On top of that, the introduction of EntraMockResponsePlugin allows the simulation of OAuth flows, a widespread security evaluate in Microsoft cloud-dependent programs. This plugin facilitates the emulation of authentication processes, ensuring compatibility with Microsoft Identification libraries.

In addition to an announcement blog site article, the author of DevProxy, Waldek Mastykarz, was a visitor on the PnP Weekly podcast, the place he mentioned a few of interesting specifics about a tool. InfoQ gives the paraphrased assertion:


In your enhancement natural environment, you typically generate elements that are not shipped anyway. Our strategy makes it possible for for simulation, giving you manage about areas like token verification. We intention to mimic fact with no wasting time on pointless parts, optimizing your workflow.


Also, Enhancements have also been built to monitoring capabilities, with the addition of the urlsToWatch option. This attribute enables builders to specify URLs for monitoring directly from the command line, enhancing performance in running presets and checking API action. Also, this edition brings assistance for checking URLs on a specific port only.

(Specifying URLs to observe from the command line, Source: Microsoft 365 Platform blog)

The update also addresses the require for bigger customization, allowing for developers to add many scenarios of the identical plugin. As mentioned, this flexibility enables the development of many CRUD APIs or mocks for various use cases, enhancing adaptability in growth environments.

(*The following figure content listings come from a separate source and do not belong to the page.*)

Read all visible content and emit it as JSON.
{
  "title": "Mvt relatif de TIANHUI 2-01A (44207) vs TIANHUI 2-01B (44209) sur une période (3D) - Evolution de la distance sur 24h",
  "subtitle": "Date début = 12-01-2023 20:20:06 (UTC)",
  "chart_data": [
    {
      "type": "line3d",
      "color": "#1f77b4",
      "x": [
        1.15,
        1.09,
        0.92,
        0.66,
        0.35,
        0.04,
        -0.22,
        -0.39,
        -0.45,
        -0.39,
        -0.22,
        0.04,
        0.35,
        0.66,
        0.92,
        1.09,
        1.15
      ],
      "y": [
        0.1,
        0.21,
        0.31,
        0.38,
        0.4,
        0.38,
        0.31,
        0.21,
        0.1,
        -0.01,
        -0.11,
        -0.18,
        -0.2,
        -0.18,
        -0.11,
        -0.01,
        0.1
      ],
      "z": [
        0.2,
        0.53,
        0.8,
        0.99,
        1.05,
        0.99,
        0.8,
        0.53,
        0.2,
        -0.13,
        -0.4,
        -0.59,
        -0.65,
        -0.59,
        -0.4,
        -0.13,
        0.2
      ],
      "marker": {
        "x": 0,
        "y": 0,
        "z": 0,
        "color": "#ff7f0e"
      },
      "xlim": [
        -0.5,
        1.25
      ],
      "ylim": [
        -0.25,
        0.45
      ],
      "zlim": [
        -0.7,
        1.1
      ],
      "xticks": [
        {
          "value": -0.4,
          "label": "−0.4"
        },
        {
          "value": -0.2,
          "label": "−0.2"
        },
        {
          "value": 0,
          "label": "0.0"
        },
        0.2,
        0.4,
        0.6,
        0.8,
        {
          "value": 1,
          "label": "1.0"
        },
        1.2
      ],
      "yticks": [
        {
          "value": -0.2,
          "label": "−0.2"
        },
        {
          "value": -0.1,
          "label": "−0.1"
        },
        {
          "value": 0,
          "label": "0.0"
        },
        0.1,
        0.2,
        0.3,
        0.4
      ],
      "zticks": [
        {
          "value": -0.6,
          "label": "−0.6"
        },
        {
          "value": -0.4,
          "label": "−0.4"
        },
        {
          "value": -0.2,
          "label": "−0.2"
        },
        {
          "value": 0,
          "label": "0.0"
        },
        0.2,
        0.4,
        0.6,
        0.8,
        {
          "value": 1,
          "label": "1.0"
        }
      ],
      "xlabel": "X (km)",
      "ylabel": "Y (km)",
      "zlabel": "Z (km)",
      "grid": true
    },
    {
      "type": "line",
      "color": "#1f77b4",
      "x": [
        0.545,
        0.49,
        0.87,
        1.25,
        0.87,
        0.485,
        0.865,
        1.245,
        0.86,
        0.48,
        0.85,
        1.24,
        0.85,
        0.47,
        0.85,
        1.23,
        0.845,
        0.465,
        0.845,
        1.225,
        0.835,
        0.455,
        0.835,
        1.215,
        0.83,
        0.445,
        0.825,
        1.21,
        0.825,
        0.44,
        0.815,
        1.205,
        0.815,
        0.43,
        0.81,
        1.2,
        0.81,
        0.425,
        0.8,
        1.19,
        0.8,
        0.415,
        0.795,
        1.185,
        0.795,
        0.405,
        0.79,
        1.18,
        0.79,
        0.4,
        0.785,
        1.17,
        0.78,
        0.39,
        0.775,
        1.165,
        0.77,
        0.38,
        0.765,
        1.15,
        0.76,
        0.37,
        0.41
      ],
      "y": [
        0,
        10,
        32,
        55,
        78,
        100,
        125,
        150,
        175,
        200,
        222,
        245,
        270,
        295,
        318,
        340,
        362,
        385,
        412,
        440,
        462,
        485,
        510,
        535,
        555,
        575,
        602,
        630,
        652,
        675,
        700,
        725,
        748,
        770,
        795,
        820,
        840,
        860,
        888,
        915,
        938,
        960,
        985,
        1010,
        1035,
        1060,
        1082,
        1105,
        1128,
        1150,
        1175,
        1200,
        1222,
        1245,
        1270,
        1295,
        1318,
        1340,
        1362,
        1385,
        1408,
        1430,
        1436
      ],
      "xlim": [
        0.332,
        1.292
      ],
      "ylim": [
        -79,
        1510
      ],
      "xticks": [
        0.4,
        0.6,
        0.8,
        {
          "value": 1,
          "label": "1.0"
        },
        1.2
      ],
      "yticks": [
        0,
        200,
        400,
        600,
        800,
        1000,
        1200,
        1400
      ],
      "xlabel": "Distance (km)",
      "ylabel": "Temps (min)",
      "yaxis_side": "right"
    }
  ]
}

Futhermore, throttling simulation capabilities have been increased in this variation, enabling builders to configure retry-soon after values for throttled responses with extended plugins like GenericRandomErrorPlugin and GraphRandomErrorPlugin. Stating that this will bring developers the capacity to simulate varied scenarios and notice their impression on application general performance.

Also, concerning the CORS, Cross-Origin Source Sharing, the launch includes RateLimitingPlugin and RetryAfterPlugin to expose throttling details for cross-origin requests.

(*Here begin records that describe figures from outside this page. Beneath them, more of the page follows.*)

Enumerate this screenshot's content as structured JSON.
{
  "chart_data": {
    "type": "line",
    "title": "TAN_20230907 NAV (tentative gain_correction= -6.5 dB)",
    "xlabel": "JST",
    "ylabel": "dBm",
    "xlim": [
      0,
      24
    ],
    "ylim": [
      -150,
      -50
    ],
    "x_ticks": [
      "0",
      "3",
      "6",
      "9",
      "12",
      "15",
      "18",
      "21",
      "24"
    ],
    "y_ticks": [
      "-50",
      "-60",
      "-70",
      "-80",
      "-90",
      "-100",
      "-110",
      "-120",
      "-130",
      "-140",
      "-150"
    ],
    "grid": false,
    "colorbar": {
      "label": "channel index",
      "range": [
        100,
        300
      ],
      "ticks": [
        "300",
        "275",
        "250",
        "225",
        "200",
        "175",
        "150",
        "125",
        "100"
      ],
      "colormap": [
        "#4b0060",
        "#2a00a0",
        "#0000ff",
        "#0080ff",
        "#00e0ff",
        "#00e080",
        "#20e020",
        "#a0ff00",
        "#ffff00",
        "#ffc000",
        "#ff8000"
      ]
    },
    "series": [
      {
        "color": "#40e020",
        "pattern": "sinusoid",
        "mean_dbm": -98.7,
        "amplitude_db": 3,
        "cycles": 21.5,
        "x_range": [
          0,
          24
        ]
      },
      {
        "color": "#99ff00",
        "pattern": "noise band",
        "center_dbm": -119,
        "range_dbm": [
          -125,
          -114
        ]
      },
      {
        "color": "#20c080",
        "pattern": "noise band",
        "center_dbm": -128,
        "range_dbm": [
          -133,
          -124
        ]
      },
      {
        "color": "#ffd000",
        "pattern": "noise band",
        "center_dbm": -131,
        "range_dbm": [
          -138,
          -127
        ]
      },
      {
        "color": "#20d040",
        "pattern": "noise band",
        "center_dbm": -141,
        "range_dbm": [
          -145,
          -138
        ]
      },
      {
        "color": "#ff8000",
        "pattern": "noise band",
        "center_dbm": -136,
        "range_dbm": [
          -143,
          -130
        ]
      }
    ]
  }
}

On top of that, developers now have far better manage over how Dev Proxy is initiated, with options to chorus from registering it as a program-huge proxy or putting in SSL certificates. As stated, these possibilities deliver flexibility for people, specially in Docker container environments.

In addition, Dev Proxy has been extended to assist customized instructions, letting plugins to introduce new functionalities independent of request checking.

About the breaking variations, a handful of are described which include adjustments to how plugins existing options to facilitate adding many scenarios of the very same plugin, modifications to the tracking of throttled requests, and revisions to logging treatments, involving the renaming of logging ranges. As described, these principally effect users with personalized plugins.

Last of all, the release also includes several bug fixes and functionality enhancements. For a specific checklist of alterations, developers are encouraged to examine the GitHub release notes relating to this new release.